Last time I checked Market Economy works in the field this is why he needs a disclaimer statement. Why are you using one? Are you now fronting as someone who is in DOWS and/or is regulated by the SEC?

Wow, now you are more expert than the expert. Funny.

Quote:
Originally Posted by NALs
DISCLAIMER: Never make an investment decision based on what you have read, heared, and/or believe is going to happen without consulting with your financial advisor. Only you are responsible for your investment decisions.


You are asking questions that no one has a definite answer to, because as the old saying goes "it's not over until it's over".

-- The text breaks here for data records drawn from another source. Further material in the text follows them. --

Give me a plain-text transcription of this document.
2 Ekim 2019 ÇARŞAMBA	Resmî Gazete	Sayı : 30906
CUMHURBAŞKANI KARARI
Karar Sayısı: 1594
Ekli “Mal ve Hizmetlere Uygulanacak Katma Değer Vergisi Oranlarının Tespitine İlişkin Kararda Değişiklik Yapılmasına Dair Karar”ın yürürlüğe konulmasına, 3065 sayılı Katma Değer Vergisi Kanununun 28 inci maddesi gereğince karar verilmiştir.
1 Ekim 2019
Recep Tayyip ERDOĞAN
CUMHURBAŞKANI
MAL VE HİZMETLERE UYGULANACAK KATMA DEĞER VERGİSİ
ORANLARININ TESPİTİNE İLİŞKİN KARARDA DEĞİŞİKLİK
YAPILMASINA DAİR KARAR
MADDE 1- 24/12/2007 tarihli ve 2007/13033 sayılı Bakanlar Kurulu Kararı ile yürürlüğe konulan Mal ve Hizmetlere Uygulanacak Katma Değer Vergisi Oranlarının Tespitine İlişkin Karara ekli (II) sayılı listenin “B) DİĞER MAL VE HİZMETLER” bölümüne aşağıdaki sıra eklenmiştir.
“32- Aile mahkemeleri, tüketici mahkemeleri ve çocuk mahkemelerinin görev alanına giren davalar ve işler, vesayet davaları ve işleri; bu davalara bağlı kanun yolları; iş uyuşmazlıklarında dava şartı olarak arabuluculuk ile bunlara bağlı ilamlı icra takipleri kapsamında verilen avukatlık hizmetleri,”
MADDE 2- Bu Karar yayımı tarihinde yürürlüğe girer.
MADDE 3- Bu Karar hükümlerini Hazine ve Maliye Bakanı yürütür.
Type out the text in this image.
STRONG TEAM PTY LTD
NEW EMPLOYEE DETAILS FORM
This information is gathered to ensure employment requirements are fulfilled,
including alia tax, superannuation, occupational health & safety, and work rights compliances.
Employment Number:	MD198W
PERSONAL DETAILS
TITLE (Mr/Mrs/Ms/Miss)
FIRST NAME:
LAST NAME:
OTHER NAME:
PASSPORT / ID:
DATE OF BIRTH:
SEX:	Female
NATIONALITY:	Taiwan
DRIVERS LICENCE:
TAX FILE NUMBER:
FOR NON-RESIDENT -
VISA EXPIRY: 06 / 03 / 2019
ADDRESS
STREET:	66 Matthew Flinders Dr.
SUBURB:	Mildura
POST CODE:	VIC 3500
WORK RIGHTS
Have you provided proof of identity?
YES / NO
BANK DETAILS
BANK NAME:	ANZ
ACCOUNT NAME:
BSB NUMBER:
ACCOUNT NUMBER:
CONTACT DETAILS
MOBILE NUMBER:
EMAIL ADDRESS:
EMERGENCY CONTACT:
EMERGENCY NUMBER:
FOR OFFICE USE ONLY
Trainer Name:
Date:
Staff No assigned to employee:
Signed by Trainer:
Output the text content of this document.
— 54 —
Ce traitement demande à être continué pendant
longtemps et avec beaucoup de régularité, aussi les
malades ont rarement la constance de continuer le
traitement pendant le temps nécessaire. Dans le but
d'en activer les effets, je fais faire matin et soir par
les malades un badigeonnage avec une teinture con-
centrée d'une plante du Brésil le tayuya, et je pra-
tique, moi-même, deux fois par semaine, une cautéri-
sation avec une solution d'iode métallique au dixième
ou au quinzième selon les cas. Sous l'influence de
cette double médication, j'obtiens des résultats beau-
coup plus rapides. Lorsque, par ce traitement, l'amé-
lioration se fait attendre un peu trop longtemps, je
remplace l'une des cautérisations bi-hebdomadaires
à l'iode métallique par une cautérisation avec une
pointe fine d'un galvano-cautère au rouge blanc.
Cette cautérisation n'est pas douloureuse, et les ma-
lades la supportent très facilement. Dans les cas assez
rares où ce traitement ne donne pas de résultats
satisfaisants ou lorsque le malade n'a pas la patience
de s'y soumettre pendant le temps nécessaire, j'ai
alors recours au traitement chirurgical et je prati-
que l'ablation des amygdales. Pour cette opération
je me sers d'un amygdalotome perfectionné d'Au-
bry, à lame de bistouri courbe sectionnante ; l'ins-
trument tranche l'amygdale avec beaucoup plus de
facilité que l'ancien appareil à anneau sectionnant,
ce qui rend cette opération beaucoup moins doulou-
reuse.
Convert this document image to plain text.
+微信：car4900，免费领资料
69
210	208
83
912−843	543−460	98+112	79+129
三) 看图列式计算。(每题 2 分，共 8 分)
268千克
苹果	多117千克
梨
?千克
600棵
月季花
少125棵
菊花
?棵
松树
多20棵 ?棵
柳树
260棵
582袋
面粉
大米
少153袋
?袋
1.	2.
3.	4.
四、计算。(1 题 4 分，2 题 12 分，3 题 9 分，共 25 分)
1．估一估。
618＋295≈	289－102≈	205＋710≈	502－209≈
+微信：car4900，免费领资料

However, historically the price of Gold increases along with inflation. If you have purchased any bonds (either foreign or domestic) you should look into buying some gold as a hedge for your investment.

Remember, gold in itself is a very speculative investment, but it's much better than the effect inflation has on bonds through an increase in interest rates and thus, a fall in the price of such.


The housing market across the US is a very regional "thing". In some places the boom has leveled, though not busted, while in other markets it continues. The most dynamic markets (ie. NYC, Miami, etc) tend to be the real estate markets with significant foreign influences and those are the markets that are doing better than the more domestic oriented markets. Keep in mind that there are places in the US that have completely missed the boat in this boom all together as well.